Sebagai contoh usaha yang tepat, pertimbangkan seorang ibu merawat anak kecil. Sang ibu memberi anak itu mainan dan memintanya untuk bermain dengannya. Anak bermain dengan mainan untuk waktu yang singkat tapi segera menjadi bosan dan mulai mencari hal lain yang harus dilakukan, seperti meraih keyboard komputer atau cangkir kopi di atas meja. Nah, ibu yang baik tahu bahwa begitulah anak berperilaku, jadi dia tetap waspada.

Setiap kali anak itu mengembara, dia dengan sabar membawanya kembali dan mendorongnya untuk bermain dengan mainan itu. Jika ibu ceroboh dan mengabaikan anak, mungkin ada akibat yang tidak menguntungkan.
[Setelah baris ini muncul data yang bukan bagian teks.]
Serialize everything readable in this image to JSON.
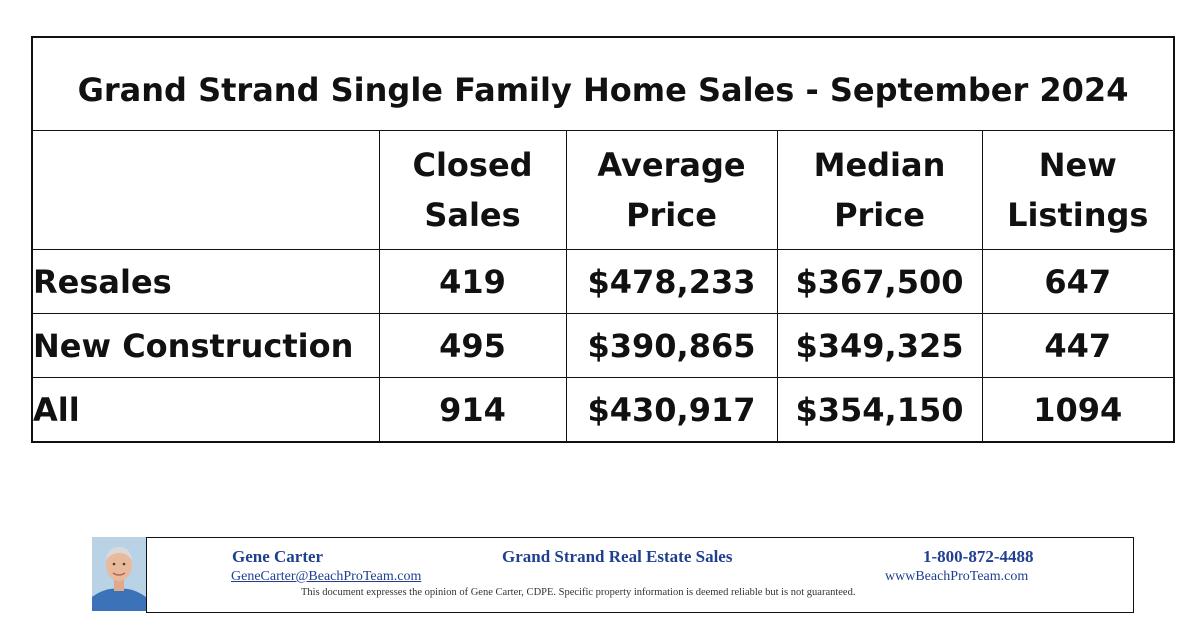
{
  "table": {
    "title": "Grand Strand Single Family Home Sales - September 2024",
    "headers": [
      {
        "line1": "Closed",
        "line2": "Sales"
      },
      {
        "line1": "Average",
        "line2": "Price"
      },
      {
        "line1": "Median",
        "line2": "Price"
      },
      {
        "line1": "New",
        "line2": "Listings"
      }
    ],
    "rows": [
      {
        "label": "Resales",
        "closed": "419",
        "avg": "$478,233",
        "median": "$367,500",
        "listings": "647"
      },
      {
        "label": "New Construction",
        "closed": "495",
        "avg": "$390,865",
        "median": "$349,325",
        "listings": "447"
      },
      {
        "label": "All",
        "closed": "914",
        "avg": "$430,917",
        "median": "$354,150",
        "listings": "1094"
      }
    ]
  },
  "footer": {
    "name": "Gene Carter",
    "company": "Grand Strand Real Estate Sales",
    "phone": "1-800-872-4488",
    "email": "GeneCarter@BeachProTeam.com",
    "website": "wwwBeachProTeam.com",
    "disclaimer": "This document expresses the opinion of Gene Carter, CDPE.  Specific property information is deemed reliable but is not guaranteed.",
    "photo_icon": "agent-photo"
  }
}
Hasil yang sama tidak memuaskan akan terjadi jika sang ibu kehilangan kesabaran dan mulai menjerit pada anak karena dia tidak akan diam.

Saat melatih pikiran, kita harus belajar untuk bertindak seperti ibu yang baik.
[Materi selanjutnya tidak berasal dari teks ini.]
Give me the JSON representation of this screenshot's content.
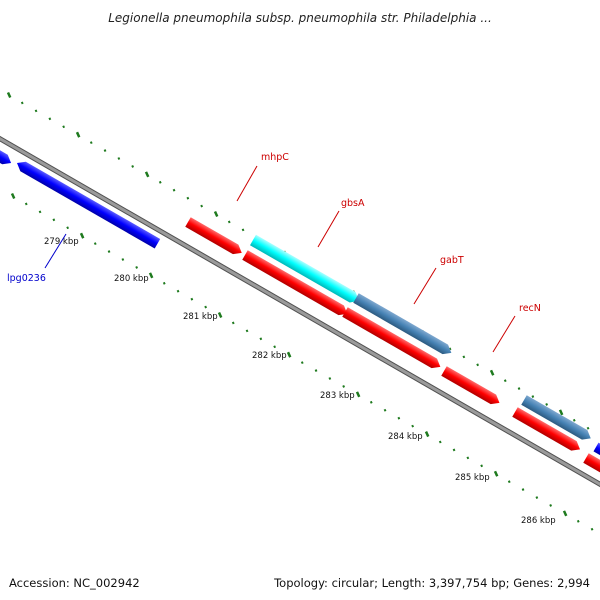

Dicetak ulang dengan izin dari penerbit,
Buku pencarian © 2001. www.questbooks.net

Pasal Sumber

Jalur Meditatif: Jalan yang Lembut untuk Kesadaran, Konsentrasi, dan Ketenangan
oleh John Cianciosi

Jalan meditatif oleh John Cianciosi.Langsung dari hati, buku praktis dan non-religius ini membimbing pembaca dari keyakinan apa pun untuk mengurangi stres, meningkatkan kesehatan, dan mencapai kedamaian batin. Ini dengan jelas menjelaskan proses meditasi dan menawarkan latihan yang sangat sederhana untuk menyeimbangkan teori dan praktik. Setiap bab mencakup bagian Tanya Jawab berdasarkan pengalaman pembaca rata-rata dan dibuat dari dua puluh empat tahun pengajaran penulis, pertama sebagai biksu Buddha dan sekarang dalam kehidupan awam. Dari semua pendahuluan tentang meditasi, yang satu ini sangat baik dalam menunjukkan bagaimana memperlambat kehidupan di jalur cepat.
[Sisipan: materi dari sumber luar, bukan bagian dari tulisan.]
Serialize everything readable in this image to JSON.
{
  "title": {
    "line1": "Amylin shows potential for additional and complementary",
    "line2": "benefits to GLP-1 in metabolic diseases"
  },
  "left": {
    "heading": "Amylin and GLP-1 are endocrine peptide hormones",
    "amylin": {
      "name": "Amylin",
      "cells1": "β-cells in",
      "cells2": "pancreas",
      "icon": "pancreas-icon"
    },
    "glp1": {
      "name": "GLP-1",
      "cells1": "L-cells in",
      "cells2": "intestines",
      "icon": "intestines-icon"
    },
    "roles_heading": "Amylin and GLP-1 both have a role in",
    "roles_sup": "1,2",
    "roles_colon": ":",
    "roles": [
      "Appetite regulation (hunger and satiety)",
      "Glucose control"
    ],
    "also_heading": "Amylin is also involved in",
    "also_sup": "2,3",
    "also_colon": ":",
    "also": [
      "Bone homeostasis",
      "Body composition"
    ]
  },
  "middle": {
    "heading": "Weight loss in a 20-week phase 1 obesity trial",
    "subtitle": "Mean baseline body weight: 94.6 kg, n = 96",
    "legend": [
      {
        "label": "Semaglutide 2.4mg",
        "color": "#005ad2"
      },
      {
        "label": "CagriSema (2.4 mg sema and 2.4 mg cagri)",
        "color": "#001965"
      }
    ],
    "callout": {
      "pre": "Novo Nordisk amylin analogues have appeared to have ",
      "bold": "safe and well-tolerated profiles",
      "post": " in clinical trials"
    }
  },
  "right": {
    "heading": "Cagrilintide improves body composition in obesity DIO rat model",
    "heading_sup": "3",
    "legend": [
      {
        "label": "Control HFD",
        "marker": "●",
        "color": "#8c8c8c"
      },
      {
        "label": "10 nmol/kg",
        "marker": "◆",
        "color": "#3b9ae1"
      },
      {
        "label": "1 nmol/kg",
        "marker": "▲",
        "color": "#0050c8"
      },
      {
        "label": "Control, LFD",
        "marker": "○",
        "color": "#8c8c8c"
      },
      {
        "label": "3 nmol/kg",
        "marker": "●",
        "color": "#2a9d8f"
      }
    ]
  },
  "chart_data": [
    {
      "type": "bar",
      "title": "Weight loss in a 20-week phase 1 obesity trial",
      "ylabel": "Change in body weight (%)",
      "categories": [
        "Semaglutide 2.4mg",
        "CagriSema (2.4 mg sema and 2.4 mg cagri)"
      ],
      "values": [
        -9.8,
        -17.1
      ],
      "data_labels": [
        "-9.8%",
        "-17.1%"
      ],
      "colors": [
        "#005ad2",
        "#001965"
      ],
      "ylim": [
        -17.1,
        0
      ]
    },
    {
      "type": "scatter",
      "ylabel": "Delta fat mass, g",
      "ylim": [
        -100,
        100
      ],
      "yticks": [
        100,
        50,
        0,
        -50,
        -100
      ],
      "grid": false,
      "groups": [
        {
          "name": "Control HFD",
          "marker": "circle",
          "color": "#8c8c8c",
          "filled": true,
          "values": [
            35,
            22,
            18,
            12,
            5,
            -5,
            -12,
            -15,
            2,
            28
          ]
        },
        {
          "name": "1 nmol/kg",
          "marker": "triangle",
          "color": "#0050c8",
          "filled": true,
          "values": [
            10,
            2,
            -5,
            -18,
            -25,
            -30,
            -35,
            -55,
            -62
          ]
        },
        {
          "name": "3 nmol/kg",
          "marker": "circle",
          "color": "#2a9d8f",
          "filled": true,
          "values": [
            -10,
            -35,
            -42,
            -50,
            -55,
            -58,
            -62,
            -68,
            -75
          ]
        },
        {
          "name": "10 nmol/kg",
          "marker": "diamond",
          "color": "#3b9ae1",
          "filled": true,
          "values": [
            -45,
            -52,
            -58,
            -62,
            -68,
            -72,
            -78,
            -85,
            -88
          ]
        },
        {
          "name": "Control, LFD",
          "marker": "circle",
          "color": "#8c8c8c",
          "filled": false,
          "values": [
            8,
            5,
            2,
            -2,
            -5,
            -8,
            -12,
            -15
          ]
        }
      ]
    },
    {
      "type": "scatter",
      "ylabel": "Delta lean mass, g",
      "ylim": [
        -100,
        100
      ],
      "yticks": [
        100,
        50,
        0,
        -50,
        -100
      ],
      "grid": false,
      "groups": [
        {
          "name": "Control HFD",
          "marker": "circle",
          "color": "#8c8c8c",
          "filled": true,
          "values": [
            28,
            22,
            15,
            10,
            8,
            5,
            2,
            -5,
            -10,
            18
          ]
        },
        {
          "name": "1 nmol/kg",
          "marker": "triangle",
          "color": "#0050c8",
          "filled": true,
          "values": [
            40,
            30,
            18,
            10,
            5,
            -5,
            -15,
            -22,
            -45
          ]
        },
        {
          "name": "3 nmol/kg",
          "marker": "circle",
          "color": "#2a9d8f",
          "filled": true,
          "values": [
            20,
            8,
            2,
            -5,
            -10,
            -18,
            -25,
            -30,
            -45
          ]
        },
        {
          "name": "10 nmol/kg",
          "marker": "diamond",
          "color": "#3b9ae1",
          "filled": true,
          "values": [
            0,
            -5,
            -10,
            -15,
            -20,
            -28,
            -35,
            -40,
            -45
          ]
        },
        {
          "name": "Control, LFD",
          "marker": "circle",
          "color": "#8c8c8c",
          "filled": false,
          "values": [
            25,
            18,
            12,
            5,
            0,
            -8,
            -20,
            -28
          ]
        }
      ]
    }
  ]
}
Info / Pesan buku ini. Juga tersedia sebagai edisi Kindle.

tentang Penulis

John CianciosiJohn Cianciosi, seorang mahasiswa almarhum Yang Mulia Ajahn Chah, ditahbiskan sebagai biksu Buddha di 1972 dan bertugas sebagai direktur spiritual vihara di tanah Thailand dan Australia. Dia sekarang mengajar di College of DuPage di dekat Chicago.